Eva McCann

The Hawaiian word “puka” means hole, describing the small hole in the middle of these precious shells. The process of making these creations begins by knowing where the secluded secret beaches with the best shells are, special knowledge that has taken a lifetime to gather. For each cone shell to become a puka it must make an amazing journey from its life on the ocean floor all the way up to the seashore. How long this process takes is a mystery…
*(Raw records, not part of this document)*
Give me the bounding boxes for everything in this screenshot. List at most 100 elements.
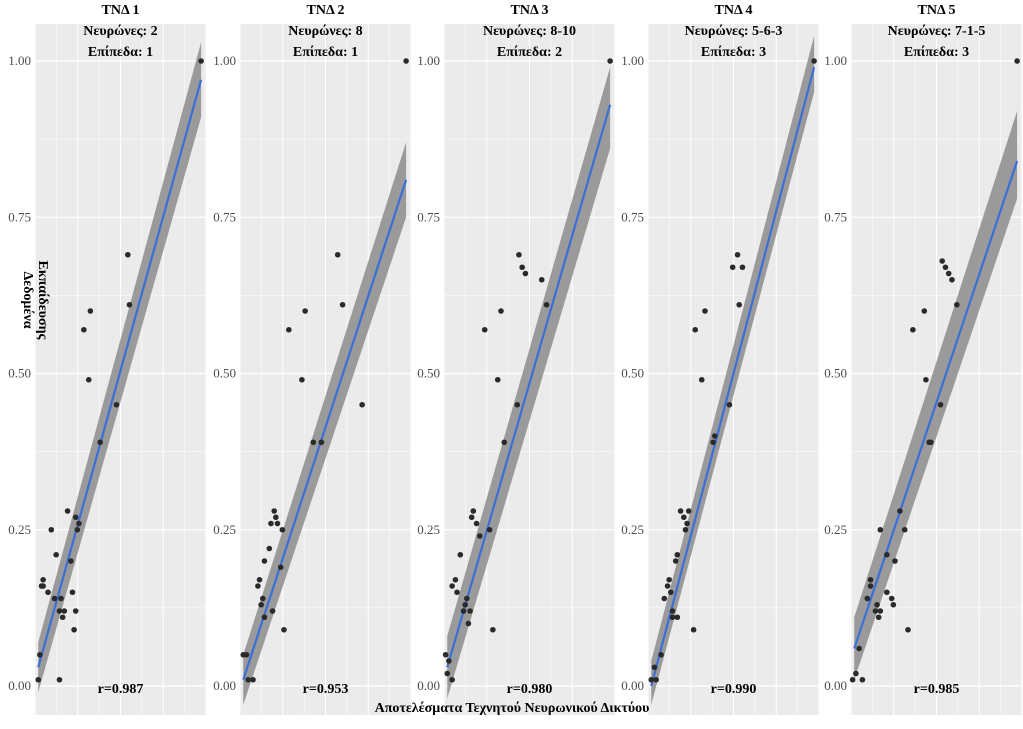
y-tick-label: 0.75 — [213, 209, 236, 224]
y-tick-label: 0.25 — [8, 522, 31, 537]
panel-title-line: Επίπεδα: 2 — [497, 45, 562, 60]
panel-3: 0.00 0.25 0.50 0.75 1.00 ΤΝΔ 3 Νευρώνες: 8-10 Ε… — [417, 3, 616, 715]
data-point — [884, 551, 890, 558]
y-tick-label: 0.50 — [213, 366, 236, 381]
y-tick-label: 0.00 — [824, 678, 847, 693]
data-point — [942, 264, 949, 271]
correlation-label: r=0.953 — [303, 682, 349, 697]
data-point — [74, 526, 81, 533]
data-point — [669, 608, 676, 614]
data-point — [302, 308, 308, 314]
data-point — [692, 326, 699, 333]
data-point — [457, 551, 464, 558]
data-point — [514, 401, 521, 408]
panel-title-line: Επίπεδα: 1 — [293, 45, 358, 60]
data-point — [48, 526, 55, 533]
data-point — [299, 376, 305, 383]
y-axis-title: Εκπαίδευσης — [35, 261, 50, 341]
data-point — [444, 670, 451, 677]
data-point — [454, 589, 460, 596]
data-point — [519, 264, 525, 271]
data-point — [260, 595, 266, 602]
y-tick-label: 0.50 — [8, 366, 31, 381]
data-point — [923, 376, 929, 383]
data-point — [658, 651, 664, 658]
data-point — [334, 251, 341, 258]
data-point — [490, 626, 496, 633]
data-point — [69, 589, 76, 596]
data-point — [698, 376, 705, 383]
panel-title-line: Νευρώνες: 2 — [83, 24, 157, 39]
panel-title-line: ΤΝΔ 4 — [715, 3, 753, 18]
y-tick-label: 0.75 — [621, 209, 644, 224]
data-point — [273, 514, 279, 521]
data-point — [910, 326, 916, 333]
data-point — [954, 301, 960, 308]
data-point — [258, 601, 264, 608]
data-point — [40, 583, 46, 589]
data-point — [126, 301, 133, 308]
confidence-band — [651, 36, 815, 705]
data-point — [72, 514, 79, 521]
panel-title-line: Νευρώνες: 8-10 — [483, 24, 576, 39]
data-point — [494, 376, 501, 383]
data-point — [875, 614, 882, 621]
data-point — [937, 401, 944, 408]
y-tick-label: 1.00 — [621, 53, 644, 68]
data-point — [888, 595, 895, 602]
correlation-label: r=0.985 — [914, 682, 960, 697]
data-point — [87, 308, 94, 314]
y-tick-label: 0.25 — [621, 522, 644, 537]
data-point — [359, 401, 365, 408]
y-tick-label: 0.75 — [824, 209, 847, 224]
data-point — [668, 589, 674, 596]
data-point — [674, 614, 681, 621]
data-point — [711, 433, 718, 439]
x-axis-title: Αποτελέσματα Τεχνητού Νευρωνικού Δικτύου — [375, 701, 650, 716]
data-point — [40, 576, 46, 583]
data-point — [672, 558, 679, 564]
data-point — [51, 595, 58, 602]
panel-2: 0.00 0.25 0.50 0.75 1.00 ΤΝΔ 2 Νευρώνες: 8 Επίπ… — [213, 3, 412, 715]
data-point — [113, 401, 120, 408]
data-point — [884, 589, 890, 596]
data-point — [853, 670, 859, 677]
data-point — [339, 301, 346, 308]
data-point — [486, 526, 493, 533]
data-point — [35, 676, 42, 683]
data-point — [945, 270, 952, 277]
data-point — [266, 545, 273, 552]
panel-title-line: Νευρώνες: 8 — [288, 24, 362, 39]
data-point — [890, 601, 897, 608]
data-point — [661, 595, 668, 602]
data-point — [53, 551, 59, 558]
data-point — [501, 439, 508, 446]
data-point — [648, 676, 655, 683]
data-point — [901, 526, 908, 533]
data-point — [864, 595, 871, 602]
y-tick-label: 1.00 — [213, 53, 236, 68]
data-point — [465, 620, 472, 627]
regression-line — [242, 179, 408, 681]
panel-5: 0.00 0.25 0.50 0.75 1.00 ΤΝΔ 5 Νευρώνες: 7-1-5… — [824, 3, 1023, 715]
correlation-label: r=0.980 — [507, 682, 553, 697]
panel-title-line: Επίπεδα: 3 — [701, 45, 766, 60]
data-point — [607, 58, 613, 64]
y-tick-label: 0.00 — [213, 678, 236, 693]
data-point — [682, 526, 689, 533]
y-tick-label: 0.50 — [417, 366, 440, 381]
regression-line — [650, 66, 816, 687]
data-point — [473, 520, 480, 527]
data-point — [464, 595, 470, 602]
data-point — [76, 520, 82, 527]
data-point — [449, 583, 455, 589]
data-point — [198, 58, 204, 64]
confidence-band — [854, 111, 1018, 680]
data-point — [460, 608, 467, 614]
data-point — [811, 58, 817, 64]
regression-line — [446, 104, 612, 668]
y-tick-label: 0.25 — [824, 522, 847, 537]
data-point — [874, 601, 880, 608]
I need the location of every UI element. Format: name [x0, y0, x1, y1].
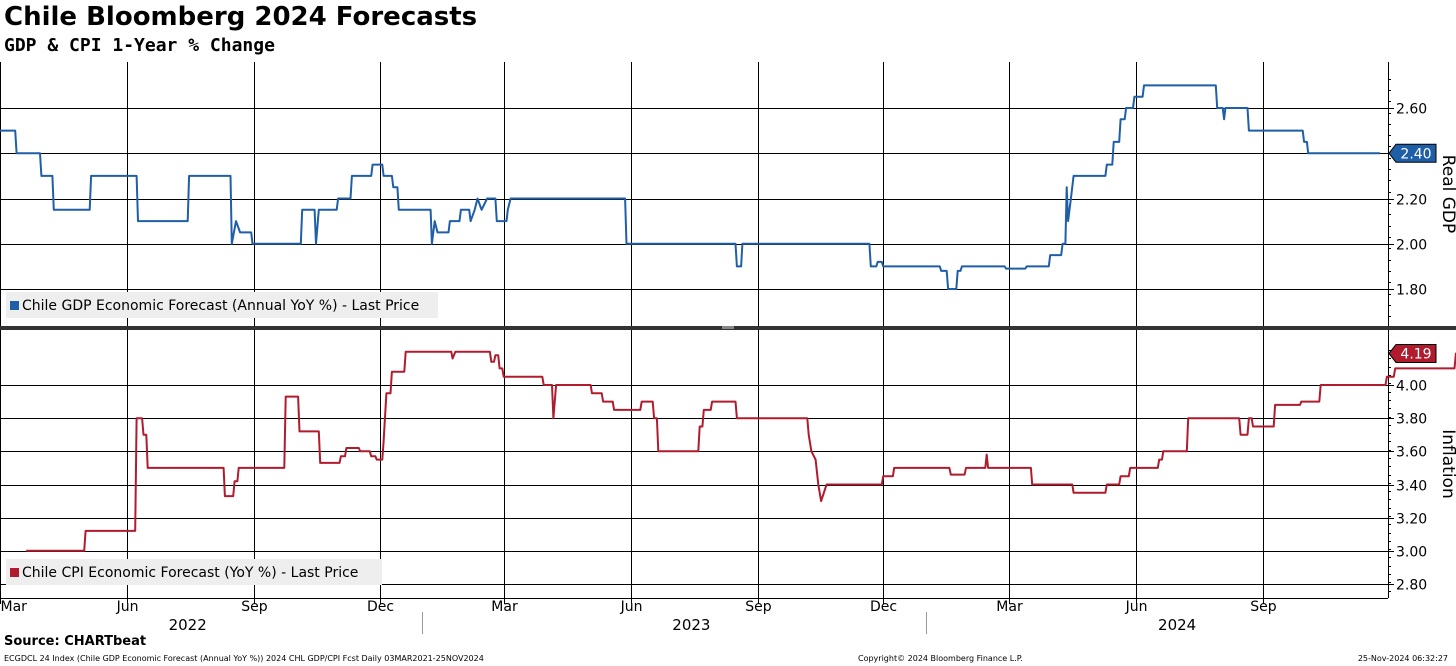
y-tick-label: 2.60 [1396, 102, 1427, 118]
year-label: 2023 [672, 616, 710, 634]
footer-timestamp: 25-Nov-2024 06:32:27 [1357, 654, 1448, 663]
x-tick-label: Jun [620, 599, 643, 615]
x-tick-label: Sep [745, 599, 772, 615]
chart-title: Chile Bloomberg 2024 Forecasts [4, 2, 478, 32]
y-tick-label: 3.60 [1396, 445, 1427, 461]
y-tick-label: 3.20 [1396, 512, 1427, 528]
gdp-legend-swatch [10, 301, 19, 310]
footer-index-description: ECGDCL 24 Index (Chile GDP Economic Fore… [4, 654, 484, 663]
x-tick-label: Sep [241, 599, 268, 615]
panel-resize-handle [722, 326, 734, 329]
x-tick-label: Jun [1125, 599, 1148, 615]
cpi-legend-label: Chile CPI Economic Forecast (YoY %) - La… [22, 565, 358, 581]
x-tick-label: Dec [870, 599, 897, 615]
x-tick-label: Mar [491, 599, 518, 615]
y-tick-label: 3.80 [1396, 412, 1427, 428]
x-tick-label: Mar [1, 599, 28, 615]
cpi-legend-box [6, 559, 382, 585]
year-label: 2024 [1158, 616, 1196, 634]
gdp-last-value-marker [1388, 143, 1437, 163]
cpi-series-line [26, 350, 1456, 552]
gdp-last-value-label: 2.40 [1400, 146, 1431, 162]
x-tick-label: Jun [116, 599, 139, 615]
cpi-ylabel: Inflation [1438, 429, 1456, 498]
cpi-legend-swatch [10, 568, 19, 577]
cpi-last-value-label: 4.19 [1400, 346, 1431, 362]
y-tick-label: 4.00 [1396, 379, 1427, 395]
x-tick-label: Mar [996, 599, 1023, 615]
y-tick-label: 2.00 [1396, 238, 1427, 254]
y-tick-label: 3.40 [1396, 479, 1427, 495]
gdp-series-line [0, 84, 1380, 290]
y-tick-label: 1.80 [1396, 283, 1427, 299]
footer-copyright: Copyright© 2024 Bloomberg Finance L.P. [858, 654, 1023, 663]
cpi-last-value-marker [1388, 343, 1437, 363]
chart-subtitle: GDP & CPI 1-Year % Change [4, 35, 275, 56]
year-label: 2022 [169, 616, 207, 634]
x-tick-label: Dec [367, 599, 394, 615]
y-tick-label: 2.80 [1396, 578, 1427, 594]
x-tick-label: Sep [1250, 599, 1277, 615]
gdp-legend-box [6, 292, 438, 318]
y-tick-label: 2.20 [1396, 193, 1427, 209]
gdp-ylabel: Real GDP [1438, 155, 1456, 234]
gdp-legend-label: Chile GDP Economic Forecast (Annual YoY … [22, 298, 419, 314]
source-note: Source: CHARTbeat [4, 634, 147, 649]
y-tick-label: 3.00 [1396, 545, 1427, 561]
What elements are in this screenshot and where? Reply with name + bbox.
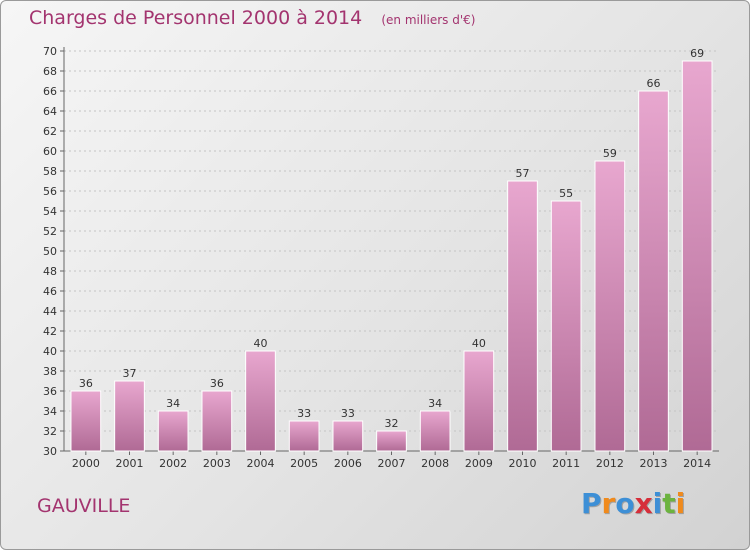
value-label: 36	[210, 377, 224, 390]
value-label: 59	[603, 147, 617, 160]
chart-title: Charges de Personnel 2000 à 2014	[29, 7, 363, 29]
y-tick-label: 46	[43, 285, 57, 298]
x-tick-label: 2008	[421, 457, 449, 470]
commune-name: GAUVILLE	[37, 495, 131, 517]
logo-letter: o	[615, 487, 635, 520]
value-label: 40	[254, 337, 268, 350]
logo-letter: r	[601, 487, 616, 520]
x-tick-label: 2005	[290, 457, 318, 470]
y-tick-label: 32	[43, 425, 57, 438]
value-label: 66	[647, 77, 661, 90]
y-tick-label: 58	[43, 165, 57, 178]
value-label: 34	[428, 397, 442, 410]
y-tick-label: 56	[43, 185, 57, 198]
bar-2010	[507, 180, 538, 452]
y-tick-label: 52	[43, 225, 57, 238]
value-label: 40	[472, 337, 486, 350]
logo-letter: x	[634, 487, 653, 520]
bar-2013	[638, 90, 669, 452]
bar-2009	[463, 350, 495, 452]
value-label: 69	[690, 47, 704, 60]
bar-2014	[681, 60, 713, 452]
x-tick-label: 2002	[159, 457, 187, 470]
y-tick-label: 44	[43, 305, 57, 318]
x-tick-label: 2003	[203, 457, 231, 470]
x-tick-label: 2014	[683, 457, 711, 470]
bar-2002	[157, 410, 189, 452]
y-tick-label: 66	[43, 85, 57, 98]
bar-2004	[245, 350, 276, 452]
y-tick-label: 70	[43, 45, 57, 58]
x-tick-label: 2001	[116, 457, 144, 470]
y-tick-label: 38	[43, 365, 57, 378]
y-tick-label: 68	[43, 65, 57, 78]
value-label: 55	[559, 187, 573, 200]
title-row: Charges de Personnel 2000 à 2014 (en mil…	[29, 7, 475, 29]
x-tick-label: 2000	[72, 457, 100, 470]
value-label: 36	[79, 377, 93, 390]
bar-2011	[550, 200, 582, 452]
value-label: 57	[516, 167, 530, 180]
logo-letter: P	[581, 487, 602, 520]
y-tick-label: 62	[43, 125, 57, 138]
proxiti-logo: Proxiti	[581, 487, 685, 520]
chart-subtitle: (en milliers d'€)	[381, 13, 476, 27]
y-tick-label: 48	[43, 265, 57, 278]
bar-2006	[332, 420, 364, 452]
x-tick-label: 2011	[552, 457, 580, 470]
bar-2007	[376, 430, 407, 452]
x-tick-label: 2006	[334, 457, 362, 470]
bar-2001	[114, 380, 145, 452]
y-tick-label: 50	[43, 245, 57, 258]
x-tick-label: 2004	[247, 457, 275, 470]
value-label: 33	[297, 407, 311, 420]
logo-letter: i	[652, 487, 663, 520]
labels: 36 37 34 36 40 33 33 32 34 40 57 55 59 66 69	[79, 47, 704, 430]
y-tick-label: 60	[43, 145, 57, 158]
bar-2008	[419, 410, 451, 452]
bar-2000	[70, 390, 102, 452]
y-tick-label: 34	[43, 405, 57, 418]
x-tick-label: 2012	[596, 457, 624, 470]
y-tick-label: 42	[43, 325, 57, 338]
value-label: 32	[385, 417, 399, 430]
x-tick-label: 2013	[640, 457, 668, 470]
x-tick-label: 2009	[465, 457, 493, 470]
logo-letter: t	[662, 487, 676, 520]
value-label: 37	[123, 367, 137, 380]
bar-2003	[201, 390, 233, 452]
bar-2005	[288, 420, 320, 452]
y-tick-label: 64	[43, 105, 57, 118]
x-tick-label: 2007	[378, 457, 406, 470]
y-tick-label: 54	[43, 205, 57, 218]
y-tick-label: 36	[43, 385, 57, 398]
y-tick-label: 30	[43, 445, 57, 458]
bars	[70, 60, 713, 452]
value-label: 33	[341, 407, 355, 420]
value-label: 34	[166, 397, 180, 410]
bar-2012	[594, 160, 626, 452]
y-tick-label: 40	[43, 345, 57, 358]
x-tick-label: 2010	[509, 457, 537, 470]
logo-letter: i	[675, 487, 686, 520]
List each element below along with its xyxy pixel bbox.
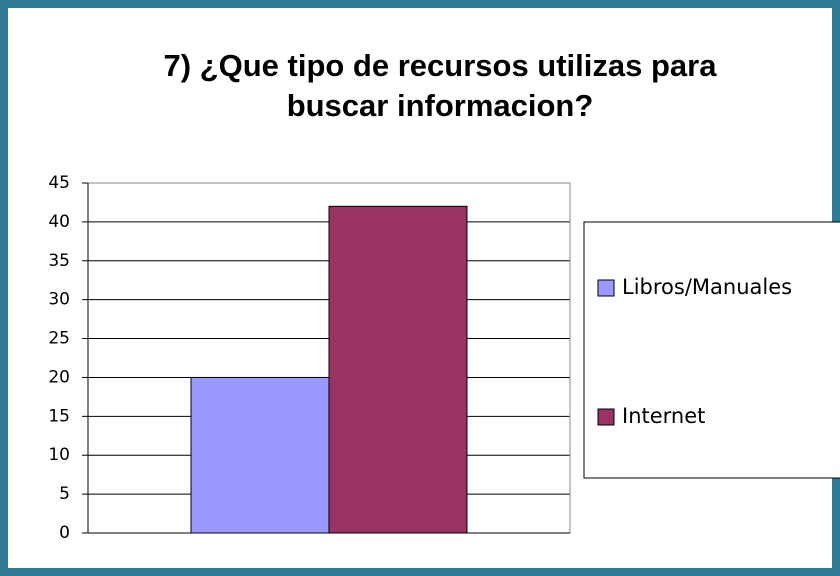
y-tick-label: 25 — [48, 329, 70, 349]
y-tick-label: 0 — [59, 523, 70, 543]
legend-box — [583, 221, 840, 479]
y-tick-label: 45 — [48, 173, 70, 193]
legend-label: Libros/Manuales — [622, 275, 792, 299]
y-tick-label: 20 — [48, 367, 70, 387]
legend-swatch — [597, 279, 615, 297]
y-tick-label: 15 — [48, 406, 70, 426]
bar — [190, 376, 330, 534]
legend-label: Internet — [622, 404, 705, 428]
legend-swatch — [597, 408, 615, 426]
bar — [328, 205, 468, 534]
chart-title: 7) ¿Que tipo de recursos utilizas para b… — [163, 48, 717, 123]
y-tick-label: 30 — [48, 290, 70, 310]
y-tick-label: 10 — [48, 445, 70, 465]
y-tick-label: 5 — [59, 484, 70, 504]
y-tick-label: 35 — [48, 251, 70, 271]
y-tick-label: 40 — [48, 212, 70, 232]
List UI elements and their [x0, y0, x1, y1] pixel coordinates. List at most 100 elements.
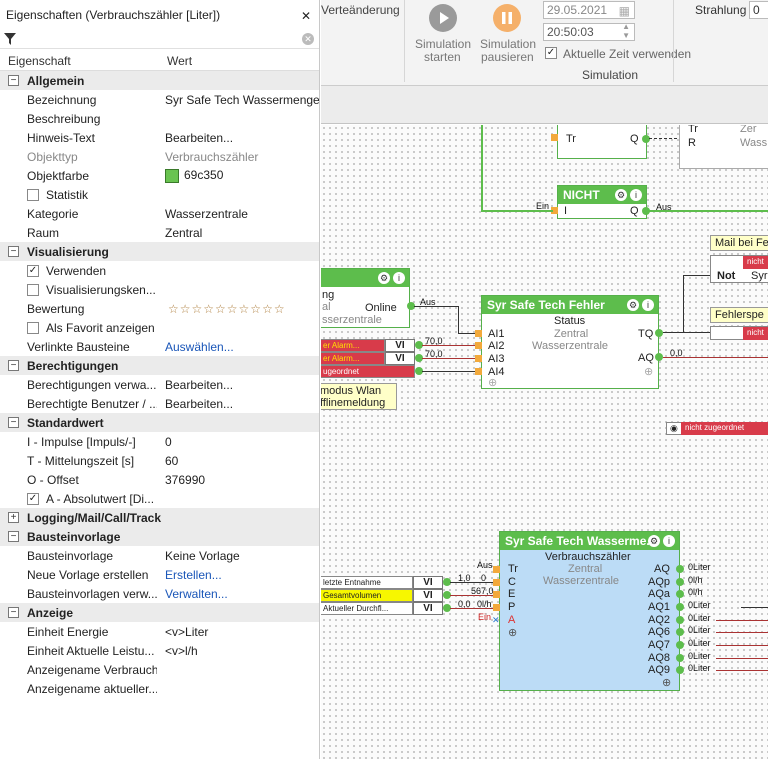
- statistik-checkbox[interactable]: [27, 188, 39, 201]
- output-pin[interactable]: [443, 604, 451, 612]
- output-pin[interactable]: [676, 666, 684, 674]
- output-pin[interactable]: [642, 207, 650, 215]
- prop-value-link[interactable]: Auswählen...: [165, 339, 234, 354]
- prop-value-link[interactable]: Verwalten...: [165, 586, 228, 601]
- block-mail[interactable]: nicht Not Syr: [710, 255, 768, 283]
- block-nicht-zugeordnet[interactable]: ◉ nicht zugeordnet: [666, 422, 768, 435]
- clear-filter-icon[interactable]: ✕: [302, 33, 314, 45]
- absolut-checkbox[interactable]: ✓: [27, 492, 39, 505]
- input-pin[interactable]: [493, 604, 500, 611]
- prop-objektfarbe[interactable]: Objektfarbe 69c350: [0, 166, 319, 185]
- output-pin[interactable]: [642, 135, 650, 143]
- wlan-note[interactable]: modus Wlan fflinemeldung: [321, 383, 397, 410]
- prop-berverw[interactable]: Berechtigungen verwa... Bearbeiten...: [0, 375, 319, 394]
- prop-favorit[interactable]: Als Favorit anzeigen: [0, 318, 319, 337]
- add-pin-icon[interactable]: ⊕: [508, 627, 518, 639]
- block-fehler-out[interactable]: nicht: [710, 326, 768, 340]
- output-pin[interactable]: [443, 578, 451, 586]
- info-icon[interactable]: i: [642, 299, 654, 311]
- color-swatch[interactable]: [165, 168, 179, 183]
- prop-value[interactable]: Wasserzentrale: [165, 206, 248, 221]
- prop-offset[interactable]: O - Offset 376990: [0, 470, 319, 489]
- pause-icon[interactable]: [493, 4, 521, 32]
- expand-icon[interactable]: +: [8, 512, 19, 523]
- add-pin-icon[interactable]: ⊕: [488, 377, 498, 389]
- aktuelle-zeit-checkbox[interactable]: ✓: [545, 47, 557, 59]
- collapse-icon[interactable]: −: [8, 417, 19, 428]
- block-syr-wassermenge[interactable]: Syr Safe Tech Wasserme... ⚙ i Verbrauchsz…: [499, 531, 680, 691]
- prop-value[interactable]: 69c350: [165, 168, 223, 183]
- input-pin[interactable]: [551, 134, 558, 141]
- spinner-icon[interactable]: ▲ ▼: [622, 22, 630, 40]
- output-pin[interactable]: [415, 354, 423, 362]
- sim-start-label-2[interactable]: starten: [424, 50, 461, 64]
- prop-value[interactable]: 376990: [165, 472, 206, 487]
- prop-einheit-leistung[interactable]: Einheit Aktuelle Leistu... <v>l/h: [0, 641, 319, 660]
- prop-value[interactable]: Keine Vorlage: [165, 548, 240, 563]
- prop-value[interactable]: 0: [165, 434, 172, 449]
- output-pin[interactable]: [676, 578, 684, 586]
- category-anzeige[interactable]: − Anzeige: [0, 603, 319, 622]
- prop-value[interactable]: Bearbeiten...: [165, 130, 234, 145]
- prop-verwenden[interactable]: ✓ Verwenden: [0, 261, 319, 280]
- prop-value-link[interactable]: Erstellen...: [165, 567, 222, 582]
- close-icon[interactable]: ✕: [300, 9, 311, 23]
- output-pin[interactable]: [676, 654, 684, 662]
- sim-start-label[interactable]: Simulation: [415, 37, 472, 51]
- block-top-left[interactable]: Tr Q: [557, 125, 647, 159]
- rating-stars[interactable]: ☆☆☆☆☆☆☆☆☆☆: [168, 301, 286, 316]
- filter-icon[interactable]: [4, 33, 16, 45]
- collapse-icon[interactable]: −: [8, 246, 19, 257]
- info-icon[interactable]: i: [393, 272, 405, 284]
- time-input[interactable]: 20:50:03 ▲ ▼: [543, 22, 635, 41]
- prop-anz-aktuell[interactable]: Anzeigename aktueller...: [0, 679, 319, 698]
- input-gesamtvolumen[interactable]: Gesamtvolumen: [321, 589, 413, 602]
- block-nicht[interactable]: NICHT ⚙ i I Q: [557, 185, 647, 219]
- sim-pause-label[interactable]: Simulation: [480, 37, 537, 51]
- calendar-icon[interactable]: ▦: [618, 4, 630, 18]
- mail-note[interactable]: Mail bei Fe: [710, 235, 768, 251]
- add-pin-icon[interactable]: ⊕: [644, 366, 654, 378]
- radio-icon[interactable]: ◉: [670, 423, 678, 433]
- category-visualisierung[interactable]: − Visualisierung: [0, 242, 319, 261]
- prop-absolut[interactable]: ✓ A - Absolutwert [Di...: [0, 489, 319, 508]
- category-bausteinvorlage[interactable]: − Bausteinvorlage: [0, 527, 319, 546]
- wertaenderung-label[interactable]: Verteänderung: [321, 3, 400, 17]
- collapse-icon[interactable]: −: [8, 75, 19, 86]
- input-letzte-entnahme[interactable]: letzte Entnahme: [321, 576, 413, 589]
- gear-icon[interactable]: ⚙: [615, 189, 627, 201]
- category-berechtigungen[interactable]: − Berechtigungen: [0, 356, 319, 375]
- gear-icon[interactable]: ⚙: [648, 535, 660, 547]
- output-pin[interactable]: [676, 603, 684, 611]
- input-pin[interactable]: [493, 579, 500, 586]
- viskenn-checkbox[interactable]: [27, 283, 39, 296]
- input-alarm-2[interactable]: er Alarm...: [321, 352, 385, 365]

“The puka shells in my pieces are 100% authentic Hawaiian pukas harvested from the islands of Kauai, Oahu, and Maui. Our family often camps on the sand dunes to be the first ones on the beach in the early morning light. The pukas are harvested by hand, one shell at a time, then cleaned, drilled, and strung as found — I don’t add or polish anything, as the edges of each shell have already been gently sanded by the ocean waves. Mahalo nui loa for your patronage.”

The Puka Shell Story

Puka shells, the naturally-formed, rounded cone shell fragments suitable for stringing, are hard to find nowadays. True puka jewelry is now uncommon, making pieces like Eva’s wearable collectors’ items. Her puka shells are strung on incredibly strong, waterproof string and are safe to wear in the water. No artificial colors of any kind are ever used and no sea creatures are harmed.

In modern times, beads cut from other types of shell — or even plastic! — are used to make imitation puka jewelry. If the edges of the shell beads are chipped, the shells were harvested and manually broken into shape. If the “puka” or central hole is perfectly circular and parallel-sided, then the hole was drilled by humans. A very glossy patina indicates that the shells in a necklace have been tumble polished instead of naturally sanded by their journey through the sea.